As for going against Ipsaro, “I do look up to him,” Rondon said. As he should. By himself, Ipsaro almost willed the Colonels back into this one from down nine, 49-40, with less than two minutes left with a couple of steals, six points and help from quick threes by Ayden Link, who added 12 points off the bench, and Brady Hussey, who added 10.

Ipsaro’s final score made it 56-54 with 8.4 seconds left and Cooper’s Andy Johnson, a 6-3 sophomore who finished with 13 points, on the line for two with 4.4 seconds left.

A miss on the second shot had the ball in Ipsaro’s hands as he headed to midcourt, found long-range shooter Hussey on the left perimeter for a possible game-tying three at the buzzer. It was just short.

“That was the right play,” Ruthsatz said.

But it was Cooper doing the celebrating, joining their region-winning girls in the championship game.

Yamil explained it: “It’s a game of energy. Nobody’s here, nobody’s there, we’re all connected.”

He had another thought. “As I go, we go.”

Not a brag if it’s true, as it was on just one Yamil drive to the basket when not once but twice did he dribble the ball behind his back under intense pressure from a CovCath defender.

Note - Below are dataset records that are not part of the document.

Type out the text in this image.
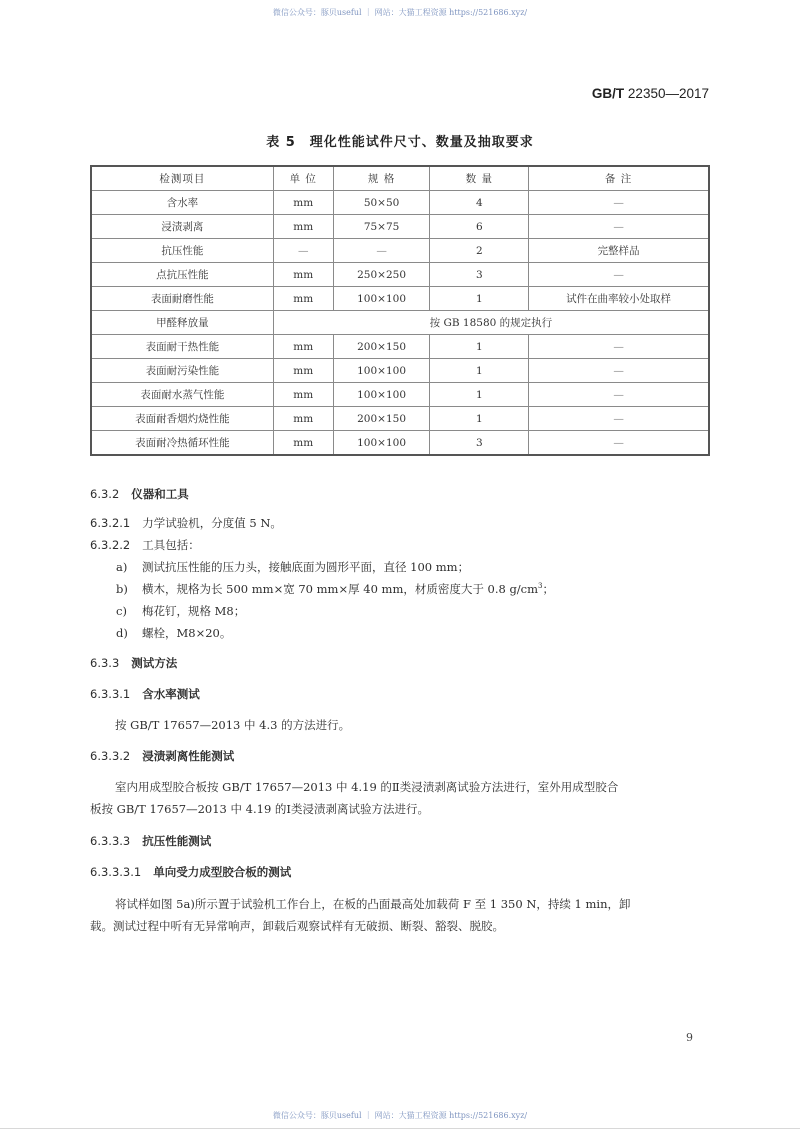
微信公众号：豚贝useful ｜ 网站：大猫工程资源 https://521686.xyz/
GB/T 22350—2017
表 5　理化性能试件尺寸、数量及抽取要求
检测项目	单 位	规 格	数 量	备 注
含水率	mm	50×50	4	—
浸渍剥离	mm	75×75	6	—
抗压性能	—	—	2	完整样品
点抗压性能	mm	250×250	3	—
表面耐磨性能	mm	100×100	1	试件在曲率较小处取样
甲醛释放量	按 GB 18580 的规定执行			
表面耐干热性能	mm	200×150	1	—
表面耐污染性能	mm	100×100	1	—
表面耐水蒸气性能	mm	100×100	1	—
表面耐香烟灼烧性能	mm	200×150	1	—
表面耐冷热循环性能	mm	100×100	3	—
6.3.2 仪器和工具
6.3.2.1 力学试验机，分度值 5 N。
6.3.2.2 工具包括：
a) 测试抗压性能的压力头，接触底面为圆形平面，直径 100 mm；
b) 横木，规格为长 500 mm×宽 70 mm×厚 40 mm，材质密度大于 0.8 $g/cm^3$；
c) 梅花钉，规格 M8；
d) 螺栓，M8×20。
6.3.3 测试方法
6.3.3.1 含水率测试
按 GB/T 17657—2013 中 4.3 的方法进行。
6.3.3.2 浸渍剥离性能测试
室内用成型胶合板按 GB/T 17657—2013 中 4.19 的Ⅱ类浸渍剥离试验方法进行，室外用成型胶合
板按 GB/T 17657—2013 中 4.19 的Ⅰ类浸渍剥离试验方法进行。
6.3.3.3 抗压性能测试
6.3.3.3.1 单向受力成型胶合板的测试
将试样如图 5a)所示置于试验机工作台上，在板的凸面最高处加载荷 F 至 1 350 N，持续 1 min，卸
载。测试过程中听有无异常响声，卸载后观察试样有无破损、断裂、豁裂、脱胶。
9
微信公众号：豚贝useful ｜ 网站：大猫工程资源 https://521686.xyz/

Only the second time he’s ever done that, he said. The other time? The first CovCath game.

With the sophomore pair of Rondon and Johnson going against Newport’s young guys, Tuesday will offer a terrific underclass matchup.

Each coach came up with the same word to describe Cooper’s play here. “Efficient,” Sullivan and Ruthsatz concluded.

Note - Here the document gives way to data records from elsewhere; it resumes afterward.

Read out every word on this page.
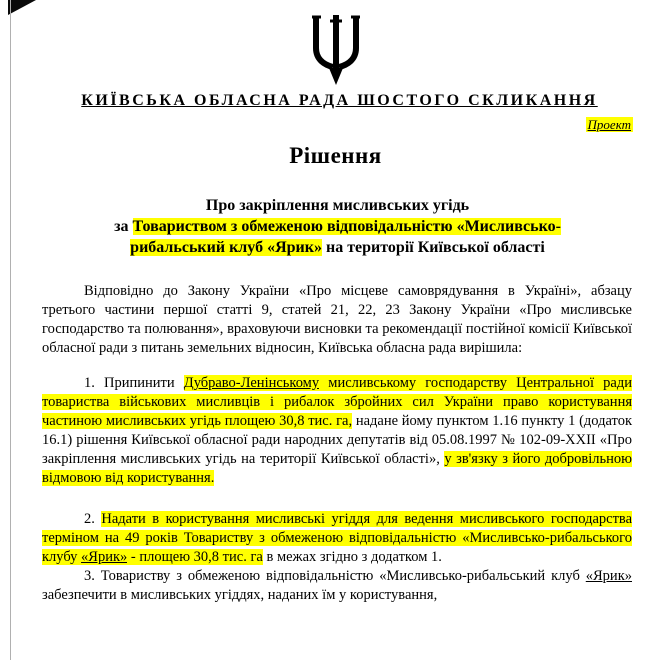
КИЇВСЬКА ОБЛАСНА РАДА ШОСТОГО СКЛИКАННЯ
Проект
Рішення
Про закріплення мисливських угідь
за Товариством з обмеженою відповідальністю «Мисливсько-
рибальський клуб «Ярик» на території Київської області

Відповідно до Закону України «Про місцеве самоврядування в Україні», абзацу третього частини першої статті 9, статей 21, 22, 23 Закону України «Про мисливське господарство та полювання», враховуючи висновки та рекомендації постійної комісії Київської обласної ради з питань земельних відносин, Київська обласна рада вирішила:

1. Припинити Дубраво-Ленінському мисливському господарству Центральної ради товариства військових мисливців і рибалок збройних сил України право користування частиною мисливських угідь площею 30,8 тис. га, надане йому пунктом 1.16 пункту 1 (додаток 16.1) рішення Київської обласної ради народних депутатів від 05.08.1997 № 102-09-XXII «Про закріплення мисливських угідь на території Київської області», у зв'язку з його добровільною відмовою від користування.

2. Надати в користування мисливські угіддя для ведення мисливського господарства терміном на 49 років Товариству з обмеженою відповідальністю «Мисливсько-рибальського клубу «Ярик» - площею 30,8 тис. га в межах згідно з додатком 1.

3. Товариству з обмеженою відповідальністю «Мисливсько-рибальський клуб «Ярик» забезпечити в мисливських угіддях, наданих їм у користування,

Asked how many shots his team took, Sullivan was told a mere “34.”

“Thirty-four shots?” Sullivan repeated the number compared to CovCath’s 48. “If you take 34, you better hit ‘em. How many did we hit?”

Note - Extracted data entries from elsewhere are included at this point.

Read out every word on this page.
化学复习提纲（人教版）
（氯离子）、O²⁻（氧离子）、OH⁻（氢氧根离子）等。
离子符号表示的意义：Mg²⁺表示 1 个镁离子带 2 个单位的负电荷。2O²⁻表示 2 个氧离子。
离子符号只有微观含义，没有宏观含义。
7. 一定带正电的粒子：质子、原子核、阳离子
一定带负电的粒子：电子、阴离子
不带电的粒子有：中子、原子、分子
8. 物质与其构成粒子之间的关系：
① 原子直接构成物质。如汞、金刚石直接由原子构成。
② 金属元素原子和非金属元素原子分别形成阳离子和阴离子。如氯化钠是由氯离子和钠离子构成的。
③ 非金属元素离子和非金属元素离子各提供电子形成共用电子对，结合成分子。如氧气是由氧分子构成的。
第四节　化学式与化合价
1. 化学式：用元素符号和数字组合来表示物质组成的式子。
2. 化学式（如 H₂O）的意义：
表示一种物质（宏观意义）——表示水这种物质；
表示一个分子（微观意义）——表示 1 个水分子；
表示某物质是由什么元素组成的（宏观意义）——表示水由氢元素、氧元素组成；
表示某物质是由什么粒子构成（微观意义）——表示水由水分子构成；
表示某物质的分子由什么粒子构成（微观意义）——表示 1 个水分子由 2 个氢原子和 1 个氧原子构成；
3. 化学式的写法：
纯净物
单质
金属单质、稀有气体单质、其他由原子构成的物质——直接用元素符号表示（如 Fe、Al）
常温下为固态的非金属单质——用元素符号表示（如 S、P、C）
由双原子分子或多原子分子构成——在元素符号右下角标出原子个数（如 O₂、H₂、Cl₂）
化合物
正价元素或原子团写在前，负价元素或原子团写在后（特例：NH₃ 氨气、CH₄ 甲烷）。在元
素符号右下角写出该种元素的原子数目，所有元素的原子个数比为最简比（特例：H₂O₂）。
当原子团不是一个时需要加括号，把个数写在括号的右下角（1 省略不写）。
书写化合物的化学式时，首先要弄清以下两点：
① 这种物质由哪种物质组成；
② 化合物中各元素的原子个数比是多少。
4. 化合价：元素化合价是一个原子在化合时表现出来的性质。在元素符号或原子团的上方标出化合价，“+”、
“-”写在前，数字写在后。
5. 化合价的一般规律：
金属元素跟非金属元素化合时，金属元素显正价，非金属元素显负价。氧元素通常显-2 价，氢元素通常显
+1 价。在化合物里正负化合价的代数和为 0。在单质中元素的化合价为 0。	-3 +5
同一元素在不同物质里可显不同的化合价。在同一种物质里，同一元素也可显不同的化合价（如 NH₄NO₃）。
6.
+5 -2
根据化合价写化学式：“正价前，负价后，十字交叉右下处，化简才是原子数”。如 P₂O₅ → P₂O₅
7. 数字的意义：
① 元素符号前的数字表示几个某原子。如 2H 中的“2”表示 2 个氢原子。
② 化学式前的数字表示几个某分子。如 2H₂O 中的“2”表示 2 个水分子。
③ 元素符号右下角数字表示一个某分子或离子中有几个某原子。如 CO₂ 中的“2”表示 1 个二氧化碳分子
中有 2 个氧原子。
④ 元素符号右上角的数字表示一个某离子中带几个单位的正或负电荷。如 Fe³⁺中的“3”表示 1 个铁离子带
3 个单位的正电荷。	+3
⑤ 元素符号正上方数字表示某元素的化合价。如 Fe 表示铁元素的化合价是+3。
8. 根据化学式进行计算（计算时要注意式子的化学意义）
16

That would be 20 (a sizzling 58.8 percent). Ruthsatz read down the Cooper stat sheet. “Five for 10, one for two, three for three, six for 11, three for six, one for one and one for one . . . that’s efficient.”

“It’s been fun watching them step up,” Sullivan said, especially against “a CovCath team that’s been whipping our butts.”

As for Ruthsatz, he was asked how this tiny CovCath team won 27 games and stayed on top of the Ninth Region and in the top five in the state all year. First, the easy answer. “Evan Ipsaro,” whose game-high 21 points came on came on nine-of-16 shooting, mostly explosive drives through Cooper’s taller defenders, with four rebounds and four assists.

But then there was this. In his 12 years at CovCath, for him and his Colonels’ staff, this was “by far my second-best coaching job,” as he named each of his five assistants for share in the credit. “We squeezed the most out of the potential of this team.”

But Ruthsatz had special praise for the Cooper player he and Ipsaro called simply “Zero,” – his number, for Nmandi Ajaezu, a senior who was cut a year ago and worked his way back to a starting role where he scored 13 points, grabbed four rebounds and had the task of guarding Ipsaro.

BOX SCORE
COOPER 15 15 11 16—57
COVINGTON CATHOLIC 10 10 12 22-54
COOPER (18-12): Ajaezu 13, Ollier 3, Johnson 13, ROndon 16, lutz 7, Schilling 2, Brown 3, Murphy 0, TOTAL: 57.
COVINGTON CATHOLIC (27-7): Jones 3, Ipsaro 21, A. McGillis 0, K. McGillis 4, Hussey 10, Link 12, Johnson 4, Ruthsatz 0, TOTAL: 54.